ファレルが心酔するレトロ・ソウルアーティスト『ライオン・ベイブ』とは

ファレル・ウィリアムスとマーク・ロンソンをゲストに迎えたデビューアルバム『ビギン』をリリースしたライオン・ベイブ - Misha Taylor

ジリアン・ハーヴィとルーカス・グッドマンが語る、ソウル・アンセムの力、マーク・ロンソンとのコラボレーション、そして傑作デビューアルバム

『ハッピー』も『ゲット・ラッキー』もまだこの世に出ていなかった2013年、ファレル・ウィリアムスは知人からあるメールを受け取った。そこには20代前半の4人の若者がジャングルで撮影した、アマチュアなミュージックビデオへのリンクが記されていた。

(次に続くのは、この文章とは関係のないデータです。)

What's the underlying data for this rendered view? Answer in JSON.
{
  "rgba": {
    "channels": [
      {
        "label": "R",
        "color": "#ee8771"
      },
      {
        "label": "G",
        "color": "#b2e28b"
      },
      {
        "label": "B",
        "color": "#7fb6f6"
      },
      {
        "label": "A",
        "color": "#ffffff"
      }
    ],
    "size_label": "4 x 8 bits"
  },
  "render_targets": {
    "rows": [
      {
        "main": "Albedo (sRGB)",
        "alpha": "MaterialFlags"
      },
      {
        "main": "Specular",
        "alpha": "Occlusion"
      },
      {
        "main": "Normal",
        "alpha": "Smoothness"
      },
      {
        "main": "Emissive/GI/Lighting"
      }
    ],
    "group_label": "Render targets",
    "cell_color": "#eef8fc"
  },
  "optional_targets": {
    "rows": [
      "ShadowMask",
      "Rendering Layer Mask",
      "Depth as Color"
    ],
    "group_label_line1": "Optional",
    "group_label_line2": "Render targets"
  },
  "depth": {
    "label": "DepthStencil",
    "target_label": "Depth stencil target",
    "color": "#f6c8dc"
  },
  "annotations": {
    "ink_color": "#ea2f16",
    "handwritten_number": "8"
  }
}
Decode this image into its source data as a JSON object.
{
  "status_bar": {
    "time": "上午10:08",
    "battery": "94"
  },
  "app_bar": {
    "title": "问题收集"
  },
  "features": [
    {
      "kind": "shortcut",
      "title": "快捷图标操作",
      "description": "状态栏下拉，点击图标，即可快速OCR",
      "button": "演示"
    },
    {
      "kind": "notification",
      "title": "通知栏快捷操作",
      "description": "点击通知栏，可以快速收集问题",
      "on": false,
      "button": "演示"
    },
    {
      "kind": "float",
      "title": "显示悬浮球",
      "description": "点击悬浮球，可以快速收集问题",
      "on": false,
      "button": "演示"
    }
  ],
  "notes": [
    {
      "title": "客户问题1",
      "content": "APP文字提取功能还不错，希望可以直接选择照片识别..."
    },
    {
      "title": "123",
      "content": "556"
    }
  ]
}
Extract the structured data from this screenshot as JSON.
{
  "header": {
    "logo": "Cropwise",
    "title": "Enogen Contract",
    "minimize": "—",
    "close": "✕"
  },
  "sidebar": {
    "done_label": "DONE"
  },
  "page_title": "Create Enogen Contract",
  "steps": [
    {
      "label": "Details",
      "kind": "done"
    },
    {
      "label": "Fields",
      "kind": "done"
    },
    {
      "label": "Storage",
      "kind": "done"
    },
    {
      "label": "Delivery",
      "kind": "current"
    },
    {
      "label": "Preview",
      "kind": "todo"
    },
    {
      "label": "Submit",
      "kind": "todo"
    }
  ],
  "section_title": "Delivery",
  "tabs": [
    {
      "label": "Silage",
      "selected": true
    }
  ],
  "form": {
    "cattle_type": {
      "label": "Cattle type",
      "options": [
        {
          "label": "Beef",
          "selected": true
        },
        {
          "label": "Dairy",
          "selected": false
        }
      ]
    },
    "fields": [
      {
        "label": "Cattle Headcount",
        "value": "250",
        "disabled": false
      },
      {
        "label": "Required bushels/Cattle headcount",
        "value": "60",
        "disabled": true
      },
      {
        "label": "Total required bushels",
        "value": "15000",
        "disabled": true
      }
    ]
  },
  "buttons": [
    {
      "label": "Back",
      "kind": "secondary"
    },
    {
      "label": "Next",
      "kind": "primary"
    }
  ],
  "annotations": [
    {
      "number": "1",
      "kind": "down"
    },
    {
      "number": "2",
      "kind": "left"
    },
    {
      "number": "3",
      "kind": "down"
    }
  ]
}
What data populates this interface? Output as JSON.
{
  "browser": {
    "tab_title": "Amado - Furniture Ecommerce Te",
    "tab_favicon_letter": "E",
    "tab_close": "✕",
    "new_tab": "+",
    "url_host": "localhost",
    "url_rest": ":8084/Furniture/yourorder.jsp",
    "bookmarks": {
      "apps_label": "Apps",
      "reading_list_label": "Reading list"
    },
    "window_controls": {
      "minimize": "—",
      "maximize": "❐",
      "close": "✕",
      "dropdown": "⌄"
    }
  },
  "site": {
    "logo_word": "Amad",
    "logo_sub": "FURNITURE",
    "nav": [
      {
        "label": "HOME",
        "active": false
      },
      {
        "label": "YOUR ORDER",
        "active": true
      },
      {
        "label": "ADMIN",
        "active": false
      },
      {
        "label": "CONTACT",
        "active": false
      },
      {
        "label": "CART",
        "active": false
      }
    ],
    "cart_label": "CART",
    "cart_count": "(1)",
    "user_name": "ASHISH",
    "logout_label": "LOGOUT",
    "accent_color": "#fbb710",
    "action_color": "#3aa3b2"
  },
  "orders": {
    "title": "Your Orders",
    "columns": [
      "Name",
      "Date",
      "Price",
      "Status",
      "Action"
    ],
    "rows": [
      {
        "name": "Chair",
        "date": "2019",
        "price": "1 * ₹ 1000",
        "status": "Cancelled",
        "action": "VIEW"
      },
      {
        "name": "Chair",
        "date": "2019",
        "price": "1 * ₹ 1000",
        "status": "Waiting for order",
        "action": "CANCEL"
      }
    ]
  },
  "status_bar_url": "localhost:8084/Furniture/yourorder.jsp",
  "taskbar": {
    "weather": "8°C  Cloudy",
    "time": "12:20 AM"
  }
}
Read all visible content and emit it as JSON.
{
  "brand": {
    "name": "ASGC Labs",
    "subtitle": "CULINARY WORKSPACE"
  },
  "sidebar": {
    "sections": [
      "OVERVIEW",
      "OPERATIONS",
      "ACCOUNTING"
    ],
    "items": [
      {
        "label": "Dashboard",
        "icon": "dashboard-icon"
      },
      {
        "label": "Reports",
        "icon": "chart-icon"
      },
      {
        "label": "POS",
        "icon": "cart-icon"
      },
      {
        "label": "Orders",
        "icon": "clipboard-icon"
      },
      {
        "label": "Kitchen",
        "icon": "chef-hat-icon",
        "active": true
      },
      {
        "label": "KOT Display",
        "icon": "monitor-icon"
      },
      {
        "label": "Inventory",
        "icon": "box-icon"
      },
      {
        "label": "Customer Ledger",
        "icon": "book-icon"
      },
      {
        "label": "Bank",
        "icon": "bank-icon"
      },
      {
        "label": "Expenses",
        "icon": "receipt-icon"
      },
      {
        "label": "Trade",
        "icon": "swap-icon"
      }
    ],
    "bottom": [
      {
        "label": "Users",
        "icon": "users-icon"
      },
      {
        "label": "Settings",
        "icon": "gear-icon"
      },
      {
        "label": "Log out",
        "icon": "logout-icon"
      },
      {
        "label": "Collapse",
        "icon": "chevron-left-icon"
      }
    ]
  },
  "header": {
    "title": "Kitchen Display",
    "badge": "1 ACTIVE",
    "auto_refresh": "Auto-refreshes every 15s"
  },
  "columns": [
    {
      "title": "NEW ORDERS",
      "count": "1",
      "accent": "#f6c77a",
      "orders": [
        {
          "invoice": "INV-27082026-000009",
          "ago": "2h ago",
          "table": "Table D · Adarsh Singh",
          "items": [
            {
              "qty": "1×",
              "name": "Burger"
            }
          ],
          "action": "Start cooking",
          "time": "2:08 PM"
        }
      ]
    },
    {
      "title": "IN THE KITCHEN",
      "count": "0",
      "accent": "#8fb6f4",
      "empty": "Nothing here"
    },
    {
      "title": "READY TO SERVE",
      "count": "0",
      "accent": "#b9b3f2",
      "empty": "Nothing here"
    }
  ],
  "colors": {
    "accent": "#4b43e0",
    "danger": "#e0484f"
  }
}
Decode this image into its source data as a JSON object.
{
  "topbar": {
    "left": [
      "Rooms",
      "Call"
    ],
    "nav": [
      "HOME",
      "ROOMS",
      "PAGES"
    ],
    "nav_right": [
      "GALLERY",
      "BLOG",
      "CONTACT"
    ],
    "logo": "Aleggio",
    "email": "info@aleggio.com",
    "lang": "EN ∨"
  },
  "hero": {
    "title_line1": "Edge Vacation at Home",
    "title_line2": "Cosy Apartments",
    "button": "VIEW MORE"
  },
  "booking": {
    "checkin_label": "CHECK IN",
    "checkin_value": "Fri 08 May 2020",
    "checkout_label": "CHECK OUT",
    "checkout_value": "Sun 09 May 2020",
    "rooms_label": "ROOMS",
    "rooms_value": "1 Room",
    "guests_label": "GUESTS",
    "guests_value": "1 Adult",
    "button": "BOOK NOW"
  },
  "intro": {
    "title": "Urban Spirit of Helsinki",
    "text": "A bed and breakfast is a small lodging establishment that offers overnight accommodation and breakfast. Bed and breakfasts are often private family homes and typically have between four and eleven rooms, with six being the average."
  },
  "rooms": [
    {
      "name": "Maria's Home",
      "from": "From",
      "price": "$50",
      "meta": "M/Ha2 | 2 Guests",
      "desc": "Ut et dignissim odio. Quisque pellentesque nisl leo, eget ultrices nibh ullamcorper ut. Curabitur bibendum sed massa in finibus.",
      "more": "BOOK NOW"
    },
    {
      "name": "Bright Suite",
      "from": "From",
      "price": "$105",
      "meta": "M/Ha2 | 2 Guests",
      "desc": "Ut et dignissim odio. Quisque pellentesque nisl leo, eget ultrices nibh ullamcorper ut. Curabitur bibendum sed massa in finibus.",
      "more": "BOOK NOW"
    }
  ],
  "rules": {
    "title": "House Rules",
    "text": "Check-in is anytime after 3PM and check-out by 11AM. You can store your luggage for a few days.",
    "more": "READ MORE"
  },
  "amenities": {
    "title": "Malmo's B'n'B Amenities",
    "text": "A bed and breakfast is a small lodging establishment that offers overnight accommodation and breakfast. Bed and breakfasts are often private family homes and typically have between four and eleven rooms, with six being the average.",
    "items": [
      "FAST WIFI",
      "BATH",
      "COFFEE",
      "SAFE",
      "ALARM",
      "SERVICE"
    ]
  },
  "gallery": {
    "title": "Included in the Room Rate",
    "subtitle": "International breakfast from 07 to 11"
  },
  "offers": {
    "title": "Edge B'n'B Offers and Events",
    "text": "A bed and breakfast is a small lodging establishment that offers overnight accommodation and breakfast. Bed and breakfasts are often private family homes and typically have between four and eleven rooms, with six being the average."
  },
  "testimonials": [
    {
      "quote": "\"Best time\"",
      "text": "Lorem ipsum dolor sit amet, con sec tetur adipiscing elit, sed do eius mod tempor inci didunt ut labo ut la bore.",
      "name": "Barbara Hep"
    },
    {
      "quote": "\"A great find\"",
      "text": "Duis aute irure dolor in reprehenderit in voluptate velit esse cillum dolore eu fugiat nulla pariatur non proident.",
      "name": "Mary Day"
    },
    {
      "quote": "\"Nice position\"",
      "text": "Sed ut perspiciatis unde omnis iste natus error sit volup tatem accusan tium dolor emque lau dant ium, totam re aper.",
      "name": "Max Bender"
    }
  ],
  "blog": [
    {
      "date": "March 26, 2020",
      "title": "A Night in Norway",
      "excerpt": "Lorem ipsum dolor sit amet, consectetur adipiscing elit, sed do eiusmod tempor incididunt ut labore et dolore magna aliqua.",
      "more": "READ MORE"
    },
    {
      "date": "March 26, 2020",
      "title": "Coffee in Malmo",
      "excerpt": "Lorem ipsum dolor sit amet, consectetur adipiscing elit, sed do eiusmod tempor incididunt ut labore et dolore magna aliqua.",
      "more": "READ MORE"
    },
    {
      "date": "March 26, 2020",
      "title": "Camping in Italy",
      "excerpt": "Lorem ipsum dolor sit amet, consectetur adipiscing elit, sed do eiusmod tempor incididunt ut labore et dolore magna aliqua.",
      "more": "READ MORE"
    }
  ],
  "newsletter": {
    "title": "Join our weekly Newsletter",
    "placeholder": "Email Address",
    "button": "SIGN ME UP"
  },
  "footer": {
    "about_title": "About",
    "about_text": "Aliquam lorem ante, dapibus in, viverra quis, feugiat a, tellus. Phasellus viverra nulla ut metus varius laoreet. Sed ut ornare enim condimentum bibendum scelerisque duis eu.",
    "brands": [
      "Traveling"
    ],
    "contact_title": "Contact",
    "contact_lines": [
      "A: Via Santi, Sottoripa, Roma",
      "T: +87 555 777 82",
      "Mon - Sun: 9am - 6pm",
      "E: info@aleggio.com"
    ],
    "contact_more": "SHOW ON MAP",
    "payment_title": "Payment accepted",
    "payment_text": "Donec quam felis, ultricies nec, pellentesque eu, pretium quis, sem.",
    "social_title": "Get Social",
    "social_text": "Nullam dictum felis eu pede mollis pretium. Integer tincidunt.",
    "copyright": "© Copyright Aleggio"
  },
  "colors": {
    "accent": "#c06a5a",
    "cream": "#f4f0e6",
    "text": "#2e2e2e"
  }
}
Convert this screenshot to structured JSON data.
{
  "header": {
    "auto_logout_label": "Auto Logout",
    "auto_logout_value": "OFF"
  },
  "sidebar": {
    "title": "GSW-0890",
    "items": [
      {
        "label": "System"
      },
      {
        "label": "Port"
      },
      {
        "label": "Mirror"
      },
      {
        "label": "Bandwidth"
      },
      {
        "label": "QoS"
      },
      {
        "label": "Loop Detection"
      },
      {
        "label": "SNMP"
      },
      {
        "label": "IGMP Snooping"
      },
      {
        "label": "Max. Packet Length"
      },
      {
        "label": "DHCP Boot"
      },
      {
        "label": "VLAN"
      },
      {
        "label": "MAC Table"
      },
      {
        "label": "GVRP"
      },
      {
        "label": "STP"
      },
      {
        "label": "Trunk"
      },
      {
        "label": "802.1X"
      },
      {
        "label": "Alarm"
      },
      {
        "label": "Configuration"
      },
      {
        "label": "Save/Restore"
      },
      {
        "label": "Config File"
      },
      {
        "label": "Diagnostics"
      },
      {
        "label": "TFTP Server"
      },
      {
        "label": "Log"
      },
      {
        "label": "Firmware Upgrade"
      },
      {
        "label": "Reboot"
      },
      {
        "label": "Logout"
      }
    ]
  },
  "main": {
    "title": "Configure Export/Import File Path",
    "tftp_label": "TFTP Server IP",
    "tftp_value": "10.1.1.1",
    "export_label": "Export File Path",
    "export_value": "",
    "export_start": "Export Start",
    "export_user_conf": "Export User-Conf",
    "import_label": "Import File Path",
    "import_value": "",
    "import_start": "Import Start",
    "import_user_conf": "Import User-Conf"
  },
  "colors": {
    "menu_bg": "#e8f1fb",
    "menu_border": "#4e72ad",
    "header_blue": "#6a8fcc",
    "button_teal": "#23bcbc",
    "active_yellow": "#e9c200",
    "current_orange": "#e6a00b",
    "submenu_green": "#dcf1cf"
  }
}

サンオイルが似合う褐色の肌とライオンのようなヘアスタイルが目を引く女性シンガーは、しなやかに身体を動かせながら、レトロなビートに合わせてこう囁く。「こっちに来て、少し話そうよ」その曲『トリート・ミー・ライク・ファイア』を形容するとすれば、糖蜜色のビート・ポエトリーといったところだろう。

そのサウンドはファレルを魅了した。ザ・ネプチューンズのシンガー兼プロデューサーであり、オルタナティブR&Bの先駆者として絶大な支持を得る彼は、ニューヨークを拠点に活動するライオン・ベイブこと、ジリアン・ハーヴィとルーカス・グッドマンのふたりを、マイアミにある彼のレコーディング・スタジオに招待した。当時彼らはまだEPさえリリースしていなかった。

「ラップトップの前で作業する彼のスピードには驚かされたよ。異なるプロジェクトを3つくらい同時に進めている様子だった」グッドマンはローリングストーン誌のインタビューでそう話している。「幾つかループが入ったフラッシュドライブを受け取って、こう言われたんだ。『このビートに合わせて何かやってみてくれ』」それまで自宅でしか作業したことがなかったグッドマンにとって、ふたりのヒーローであるファレルとのやりとりに興奮を隠せなったという。